Texas: “Mommy, Why Is He Touching You Like That?” Cop Rapes Woman In Front Of 7-Year-Old Daughter
Houston, TX — As frequent readers of the Free Thought Project know, police sexual misconduct is a serious problem in the land of the free. Second only to complaints of brutality, sexual assaults among the ranks of cops is disgustingly uncommon. As the following case illustrates, many of these sexual assaults happen while the predators are on duty and often involve children.
A 23-year veteran deputy from the Harris County Sheriff’s Office was arrested on Tuesday for allegedly sexually assaulting a young mother in front of her 7-year-old daughter. Deputy Kenneth Wayne Reed, 45, of Montgomery, who has worked for the sheriff since 1997, faces a criminal felony charge of sexual assault.
The incident is alleged to have happened in March yet Reed remains employed. After the alleged assault took place, Reed was put on desk duty but could face termination in the near future.
According to the Houston Chronicle the incident unfolded as follows:
A uniformed Reed approached the woman in the 15700 block of Bammel Village Drive and struck up a conversation, according a statement from the sheriff’s office. He told her to put her daughter into her truck, her lawyer said. She said he then called her over to his patrol car, parked a short distance away, and made lewd comments about her body. He then sexually assaulted the woman with his hands, according to the sheriff’s office. Her lawyer said the woman’s daughter used a pad of paper in the car to write a note to her mother, which she held to the window.
Lewis said the girl’s note said something along the lines of, Mommy why is he touching you like that?
The deputy also called himself from the woman’s phone, Lewis said. Later that day, after she left the area, the deputy used the woman’s cell number to send her a lewd photograph and a sexually explicit video of himself, her lawyer said.
After the initial assault, the woman told investigators that she was scared to report it because the man who had just raped her could be the one tasked with investigating it. She got over the fear, however, and did report it, turning in overwhelming evidence in her case.
According to investigators, police verified the photograph on the woman’s phone and gained permission to question her daughter. Reed also programmed in his personal cellphone number under “Officer Kenny Reed” into the woman’s phone.
The woman also submitted to a rape test kit and her daughter’s note was turned in as evidence as well. According to the Chronicle, the sheriff’s sexual assault unit concluded its investigation and handed the case to District Attorney’s Office on April 28. However, he was not charged until nearly three months later.

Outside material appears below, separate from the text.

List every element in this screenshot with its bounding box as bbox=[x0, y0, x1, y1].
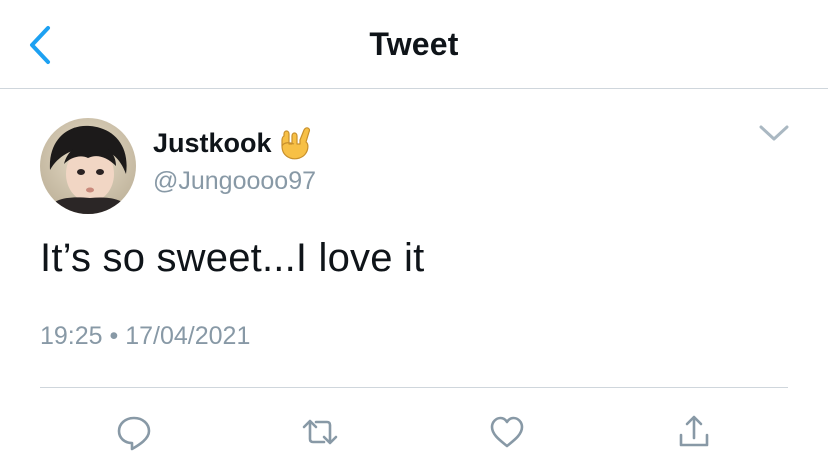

According to prosecutors, Reed’s attorney attempted to make a plea deal prior to being charged, saying he would plead guilty to a misdemeanor charge of official oppression in exchange for two years’ probation.
The evidence was apparently so overwhelming, however, that the DA is pursuing a charge of felony sexual assault, which carries a sentence of 20 years.
Since Reed was on duty at the time of the alleged assault, the woman is also filing a civil lawsuit against the department, claiming that Reed engaged in an Fourth Amendment violation of the woman’s privacy.
Sadly, as TFTP reports on a regular basis, this woman’s case is anything but isolated. What’s more, despite the massive number of officers accused, charged, and convicted of sexual misconduct, very few spend time behind bars. Many of the officers even admit to the conduct but beat the charges based on ridiculous loopholes.
In a sample of 158 police officers who’ve been charged with sexual assault, sexual battery, or unlawful sexual contact with somebody under their control, at least 26 have been acquitted or had charges dropped based on the consent defense, according to a Buzzfeed review of a Buffalo News database of more than 700 law enforcement officers accused of sexual misconduct.
These numbers are indeed startling.
“Cultural shifts happen, but what we need to see is a policy shift,” said Terra Burns, an advocate in Alaska who has worked to expand police sexual assault laws. “There’s a long entrenched history of institutionalized rape culture that has to change.”
Indeed, one need only browse through our archives to see the brutal reality that is police sexual misconduct. Arguably, the reason it is so pervasive is the fact that they can get away with it with little to no consequences.
Unfortunately, while the actual laws written in the United States against rape appear harsh, at first glance, in reality the cops, the prosecutors, the judges, and eventually juries go soft on sexual predators, especially predators who wear a badge.